CBCT, optimised for maxillofacial imaging, enables detailed visualisation of the TMJ’s bony structures. CBCT systems, including the TMJ, typically have a focused and smaller field of view (FOV) tailored to the maxillofacial region. This focused imaging allows for higher resolution and reduced radiation exposure compared to conventional CT, which often covers a broader body area [27,36]. Furthermore, the utilisation of AI-based algorithms enables noise optimisation in images, thereby enhancing the objective image quality of CBCT images [37].

CBCT also involves a lower radiation dose than conventional medical CT scans, a significant consideration in dentistry where repeated imaging may be necessary, and minimising radiation exposure is crucial for patient safety [27]. The design of CBCT machines specifically for dental and maxillofacial imaging, including the patient’s standing or sitting position during acquisition, is crucial for proper TMJ imaging. CBCT provides three-dimensional images, enabling a more comprehensive and accurate assessment of the TMJ, which is particularly valuable for evaluating complex anatomical structures, detecting changes in bone morphology, and assessing spatial relationships within the joint. While the cost-effectiveness of CBCT may vary based on location and equipment, and it was not analysed in our study, it is generally considered more cost-effective for dental and maxillofacial applications than conventional CT, making CBCT a practical choice for routine clinical use in dentistry [27].

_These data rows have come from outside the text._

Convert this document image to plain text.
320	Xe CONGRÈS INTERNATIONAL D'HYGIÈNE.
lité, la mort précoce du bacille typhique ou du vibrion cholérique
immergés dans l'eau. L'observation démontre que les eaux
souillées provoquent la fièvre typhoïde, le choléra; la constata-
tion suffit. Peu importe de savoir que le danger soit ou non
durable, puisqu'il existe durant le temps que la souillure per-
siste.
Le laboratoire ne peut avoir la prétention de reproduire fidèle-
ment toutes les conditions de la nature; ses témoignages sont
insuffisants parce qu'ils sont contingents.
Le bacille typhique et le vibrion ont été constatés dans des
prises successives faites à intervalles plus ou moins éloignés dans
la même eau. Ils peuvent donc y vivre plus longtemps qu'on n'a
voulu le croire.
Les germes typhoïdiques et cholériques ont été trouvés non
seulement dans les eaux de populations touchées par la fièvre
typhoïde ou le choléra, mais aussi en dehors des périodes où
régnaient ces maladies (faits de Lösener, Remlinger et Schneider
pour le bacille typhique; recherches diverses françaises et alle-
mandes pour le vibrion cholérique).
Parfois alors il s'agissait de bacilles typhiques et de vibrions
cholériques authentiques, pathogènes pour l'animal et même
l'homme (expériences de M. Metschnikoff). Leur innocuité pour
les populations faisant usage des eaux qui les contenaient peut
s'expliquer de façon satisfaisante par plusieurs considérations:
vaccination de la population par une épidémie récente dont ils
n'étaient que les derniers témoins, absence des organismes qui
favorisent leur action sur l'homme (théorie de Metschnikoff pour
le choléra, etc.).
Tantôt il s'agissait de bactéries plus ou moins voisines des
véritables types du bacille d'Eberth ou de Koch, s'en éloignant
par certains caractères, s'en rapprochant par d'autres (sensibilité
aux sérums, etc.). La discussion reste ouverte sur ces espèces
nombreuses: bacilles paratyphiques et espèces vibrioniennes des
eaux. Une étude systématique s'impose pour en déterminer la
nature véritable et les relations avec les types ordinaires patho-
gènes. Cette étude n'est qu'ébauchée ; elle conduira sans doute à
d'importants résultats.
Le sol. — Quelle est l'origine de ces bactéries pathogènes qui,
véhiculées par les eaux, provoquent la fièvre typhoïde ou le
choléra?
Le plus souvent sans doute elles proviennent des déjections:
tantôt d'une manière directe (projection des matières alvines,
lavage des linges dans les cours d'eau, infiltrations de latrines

It is imperative to acknowledge several limitations inherent in this review. Firstly, our study stems from a limited number of available studies, predominantly resulting from the pervasive use of a single diagnostic modality in research designs. The quantity of available research is further constrained by inclusion criteria exclusively focused on human studies, excluding a considerable volume of literature involving animal models. It is imperative to acknowledge that due to the limited number of studies included and the utilisation of non-standardised systems, the resultant findings and accuracy may exhibit considerable variability. Additionally, all incorporated studies exclusively employed human specimens, with a notable absence of investigations meeting the established criteria on actual patients. To address these limitations in future reviews, broader inclusion criteria should be implemented to encompass a wider range of diagnostic modalities and study populations.

Conclusions

The evidence from the included studies shows that CBCT provides comparable or superior accuracy in detecting osseous changes within structures of the TMJ. As a result of its lower radiation exposure, higher spatial resolution, and easier accessibility, CBCT is a preferred choice over conventional CT for evaluating the bony structures of the TMJ in dental and maxillofacial settings.